Domestic Abuse 101 ........... The first meeting
So, what better place to start than the beginning?
I was 23 years old, living in the South East of England (excuse the lack of exact location). I had moved to a new city six months prior to start a new life.
My Dad had died three years' prior and the town I grew up in held far too many bad memories and held me ransom to sadness and anger. So, I decided to do the best thing for me: leave. I was supposed to stay with a friend for three days and I never went home as I fell in love with the place so much. I had no job, no fixed address and no money. All I had was the clothes on my back.
I felt something I hadn't felt in so long and that was happiness. I found a job within a matter of days and my friend was happy for me to stay at his long term, so, all was good and a new start in a new city was on the cards for me.
So what it was a shitty call centre job on weekly pay? I didn't care!! I was happy and living somewhere I wanted to be with people I wanted to be with. It was the most liberating thing that I had possible ever experienced in my life up to that point.
That was all in the June, leading through the Summer. In September, I changed job. Something more stable. Monthly pay, higher salary etc. And that is where it happened.
The meeting.
That is where I met the man from which this whole thing came to pass. The man I thought was my soul mate, but was actually my worst nightmare all at the same time. I just couldn't see that until the best part of ten years later. There he was, sat right opposite me it felt like something in slow motion I looked at what I thought was a gorgeous face but then looked down thinking "fuck me he needs to be dragged through Topman or SOMETHING." - In case you can't gather, the clothes. My god the clothes were horrendous. I'll never forget that until the day I die. Those clothes got worse as the week went on, but, all I could see was that face, the face I thought was so alluring and so friendly. I was blind to the rest of it to a degree.
It was only on the second day that I asked him if he wanted to go for a drink.
He was on the phone at the time and he nodded his head. So, I wrote my number down gingerly and ran away like an embarrassed little schoolgirl. By the time I got to the office doorway, my phone rang. It was a number I didn't know. I decided to play coy and not answer the phone and walk off home as if nothing had happened: just send a text with his name on it. From what I recall he was somewhat taken aback that someone had asked him out and then done that. Looking back now it does make me giggle knowing that he missed his train home that night. Something over the course of the last ten years that was my fault and can't be disputed. I'll happily take that one lying down.

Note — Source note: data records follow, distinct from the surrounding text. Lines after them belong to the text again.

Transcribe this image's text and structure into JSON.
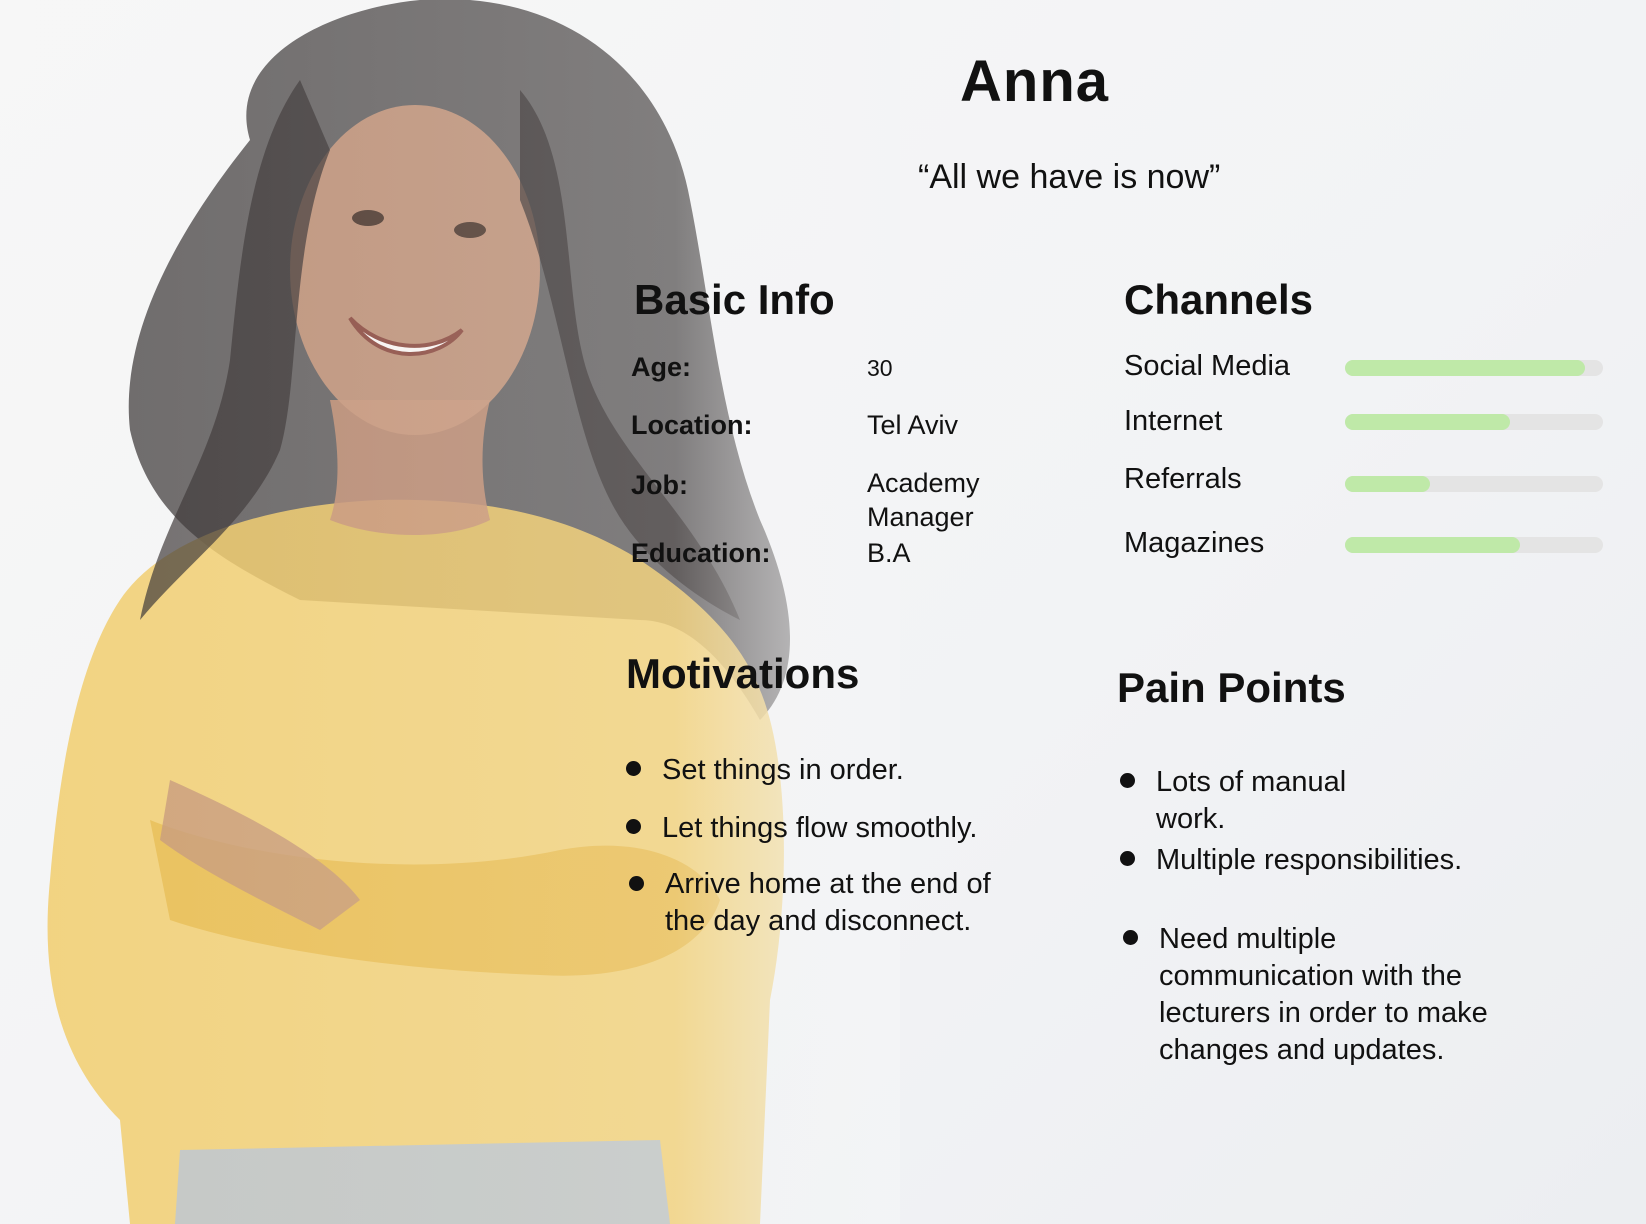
{
  "persona": {
    "name": "Anna",
    "quote": "“All we have is now”"
  },
  "basic_info": {
    "title": "Basic  Info",
    "rows": [
      {
        "label": "Age:",
        "value": "30"
      },
      {
        "label": "Location:",
        "value": "Tel Aviv"
      },
      {
        "label": "Job:",
        "value": "Academy Manager"
      },
      {
        "label": "Education:",
        "value": "B.A"
      }
    ]
  },
  "channels": {
    "title": "Channels",
    "items": [
      {
        "name": "Social Media",
        "level": 0.93
      },
      {
        "name": "Internet",
        "level": 0.64
      },
      {
        "name": "Referrals",
        "level": 0.33
      },
      {
        "name": "Magazines",
        "level": 0.68
      }
    ],
    "bar_color": "#bfe9a8",
    "track_color": "#e4e4e4"
  },
  "motivations": {
    "title": "Motivations",
    "items": [
      "Set things in order.",
      "Let things flow smoothly.",
      "Arrive home at the end of the day and disconnect."
    ]
  },
  "pain_points": {
    "title": "Pain  Points",
    "items": [
      "Lots of manual work.",
      "Multiple responsibilities.",
      "Need multiple communication with the lecturers in order to make changes and updates."
    ]
  }
}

The next day, he had no qualms about coming straight back up to me asking what happened the previous night and that I hadn't answered the phone. I came up with some shitty excuse. Can't remember for my life now what it was. Either way he must have bought it otherwise I wouldn't be writing this today! Hindsight is a powerful thing so there is no point in using it in this instance.
Evening came and we went for a drink we got to the bar and when I think about it I should have walked then!
I paid for our drinks - I had rosé (I didn't even drink wine back then, but i wanted to look lady like) and he had a pint of something, I can't remember what now. I had just collected my rent from my tenants in the flat i owned and they were insistent on paying me quarterly in cash so I had somewhere in the region on £1300 in my purse. He was looking over my shoulder and his ears pricked and eyes lit up. My reply was "I'm not a criminal I promise" and felt an overwhelming desire to explain myself, knowing full well my financial situation was none of his business. We went on to talk for a while, about an hour and a half I would say until he got on the train back to where he was living at the time. He had not long since graduated from university, so, he was back living with his Mum and Stepfather and he had about an hours' train journey. He went on his way and we saw each other at work again the next morning.